Kgshak Akec's Hopeless Kingdom shortlisted for the Miles Franklin Award 2023

2021 Dorothy Hewett Award 2023 Miles Franklin Literary Award Australian publishing Awards DHA 2021 Hopeless Kingdom Kgshak Akec Miles Franklin Literary Award Miles Franklin shortlist publishing The Miles Franklin Literary Award

Miles Franklin Literary Award Shortlist

Kgshak Akec has been shortlisted in the 2023 Miles Franklin Literary Award for her debut novel Hopeless Kingdom.

Kgshak is the youngest person and only debut author to be shortlisted for this years' award. Her novel Hopeless Kingdom won UWA Publishing's Dorothy Hewett Award for an Unpublished Manuscript in 2021.

The shortlist of 6 includes Robbie Arnott's Limberlost, Jessica Au's Cold Enough for Snow, Shankari Chandran's Chai Time at Cinnamon Gardens, Yumna Kassab's The Lovers, Fiona Kelly McGregor's Iris and Kgshak Akec's Hopeless Kingdom. All the shortlisted authors have all been awarded $5000 courtesy of the Copyright Agency Cultural Fund and are in the running for the $60,000 winning prize.

The judges have labelled Hopeless Kingdom as a “novel of national significance which gives voice to silent memories of migration and ultimately transforms the Australian literary landscape."

Kgshak Akec credit Ashot Valentino

The full judge's comments:

'In her impressive and expansive debut Hopeless Kingdom, Kgshak Akec masterfully weaves a story about a family searching for refuge and belonging. The story deftly unfolds through the interchanging voices and perspectives of eight-year-old Akita and her mother, Taresai, who travel from Sudan to Cairo, Sydney, and eventually a new home in Geelong. Grounded in Akec’s own experience of migration from Africa to Australia, Hopeless Kingdom honours deeply the daring agencies of women and girls who attempt to hold their families together during life-altering periods of upheaval and displacement. Criss-crossing boundaries of time and place, intergenerational trauma travels with Akita’s family to Geelong, and viscerally reverberates as the noisy backdrop to their new life in Australia, their experiences of racism, complex family relationships and the unending love for family who, in their grief and despair, cause great pain. Akec’s astute and powerful storytelling explores complex narratives of resilience and precariousness, and immerses the reader into the lived experiences of young women who attempt to determine their lives for themselves and free themselves from bounds of class, gender and race. Sounding with humanity and hope, Hopeless Kingdom is a novel of national significance which gives voice to silent memories of migration and ultimately transforms the Australian literary landscape.'

According to the judges, 'The 2023 Miles shortlist celebrates six works that delve deeply into archives and memory, play confidently with style and structure and strike new grounds in language and form. From deeply immersive tales to polished jewels of craft, from lyrical mappings of land to convention-breaking chronicles, this is novel-writing at its freshest and boldest.'

Congratulations to Kgshak and all the shortlistees! The winner will be announced at a ceremony in Sydney in July 2023.
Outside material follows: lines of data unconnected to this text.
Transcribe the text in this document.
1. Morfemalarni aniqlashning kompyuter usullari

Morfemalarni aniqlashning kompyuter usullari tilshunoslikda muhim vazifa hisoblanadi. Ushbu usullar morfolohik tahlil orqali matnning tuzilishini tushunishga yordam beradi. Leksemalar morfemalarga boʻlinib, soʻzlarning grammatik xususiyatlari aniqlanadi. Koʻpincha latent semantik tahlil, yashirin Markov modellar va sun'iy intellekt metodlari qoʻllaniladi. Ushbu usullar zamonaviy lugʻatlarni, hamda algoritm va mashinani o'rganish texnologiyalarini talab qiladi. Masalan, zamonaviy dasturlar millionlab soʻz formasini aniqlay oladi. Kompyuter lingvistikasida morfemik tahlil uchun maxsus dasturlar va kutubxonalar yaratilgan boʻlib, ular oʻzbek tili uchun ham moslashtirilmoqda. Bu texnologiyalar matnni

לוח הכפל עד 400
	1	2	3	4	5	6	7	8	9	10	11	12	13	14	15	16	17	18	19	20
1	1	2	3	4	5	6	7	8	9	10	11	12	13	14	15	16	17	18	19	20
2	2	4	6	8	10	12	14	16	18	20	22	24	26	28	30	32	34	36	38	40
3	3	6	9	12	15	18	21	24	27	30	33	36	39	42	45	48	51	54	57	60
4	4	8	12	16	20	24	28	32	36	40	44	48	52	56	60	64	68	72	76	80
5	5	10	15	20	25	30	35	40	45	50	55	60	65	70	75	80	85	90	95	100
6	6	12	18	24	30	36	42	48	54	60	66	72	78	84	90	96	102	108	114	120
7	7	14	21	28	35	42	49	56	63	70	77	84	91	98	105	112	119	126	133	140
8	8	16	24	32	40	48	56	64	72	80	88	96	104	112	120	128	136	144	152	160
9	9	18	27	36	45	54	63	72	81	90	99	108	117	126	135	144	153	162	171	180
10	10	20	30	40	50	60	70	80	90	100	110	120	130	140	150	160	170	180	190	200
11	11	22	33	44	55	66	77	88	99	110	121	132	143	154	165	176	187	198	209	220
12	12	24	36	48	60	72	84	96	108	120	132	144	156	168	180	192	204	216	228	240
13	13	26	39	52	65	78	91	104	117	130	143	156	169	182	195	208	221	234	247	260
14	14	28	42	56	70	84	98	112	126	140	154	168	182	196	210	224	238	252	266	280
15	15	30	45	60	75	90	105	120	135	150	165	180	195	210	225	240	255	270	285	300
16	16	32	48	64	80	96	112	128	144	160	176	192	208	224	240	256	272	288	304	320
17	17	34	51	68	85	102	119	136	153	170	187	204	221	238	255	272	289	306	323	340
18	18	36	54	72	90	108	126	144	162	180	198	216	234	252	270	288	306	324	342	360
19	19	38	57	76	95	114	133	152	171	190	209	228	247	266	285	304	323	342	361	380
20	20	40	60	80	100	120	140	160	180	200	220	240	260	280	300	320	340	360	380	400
Read more about the Miles Franklin Literary Award shortlist on the Perpetual website.

Watch Kgshak's interview with the Copyright Agency here.

 

Buy a copy of Hopeless Kingdom.

Hopeless Kingdom

 

Akita’s family have always kept moving to survive. Sudan to Cairo. Cairo to Sydney. Sydney to Geelong.

Each new place challenges Akita, her siblings and her parents. Just when eight-year-old Akita is feeling settled for the first time in her life, her parents decide to relocate to Geelong. The move is the beginning of a downward spiral that threatens to unravel the fabric of their family and any hope for finding peace and belonging. Told through the interchanging perspectives of Akita and her mother, Taresai, this coming of age story shines a light on the generational curses of trauma, complex family dynamics, and how it feels to love someone unconditionally, even when it hurts. Individually, the female narrators experience racism, rejection and despair, but together their narratives reveal a resilience of spirit and determination to transcend expectations of what a daughter, a sister, and a mother can be. Hopeless Kingdom gives a voice to the silent heartache of searching for acceptance in an adopted society which can’t look past the surface of skin colour.

Hopeless Kingdom is the winner of the 2021 Dorothy Hewett Award. Inspired by the author’s own experience of migration from Africa to Australia, this story signals a powerful new voice in Australian writing.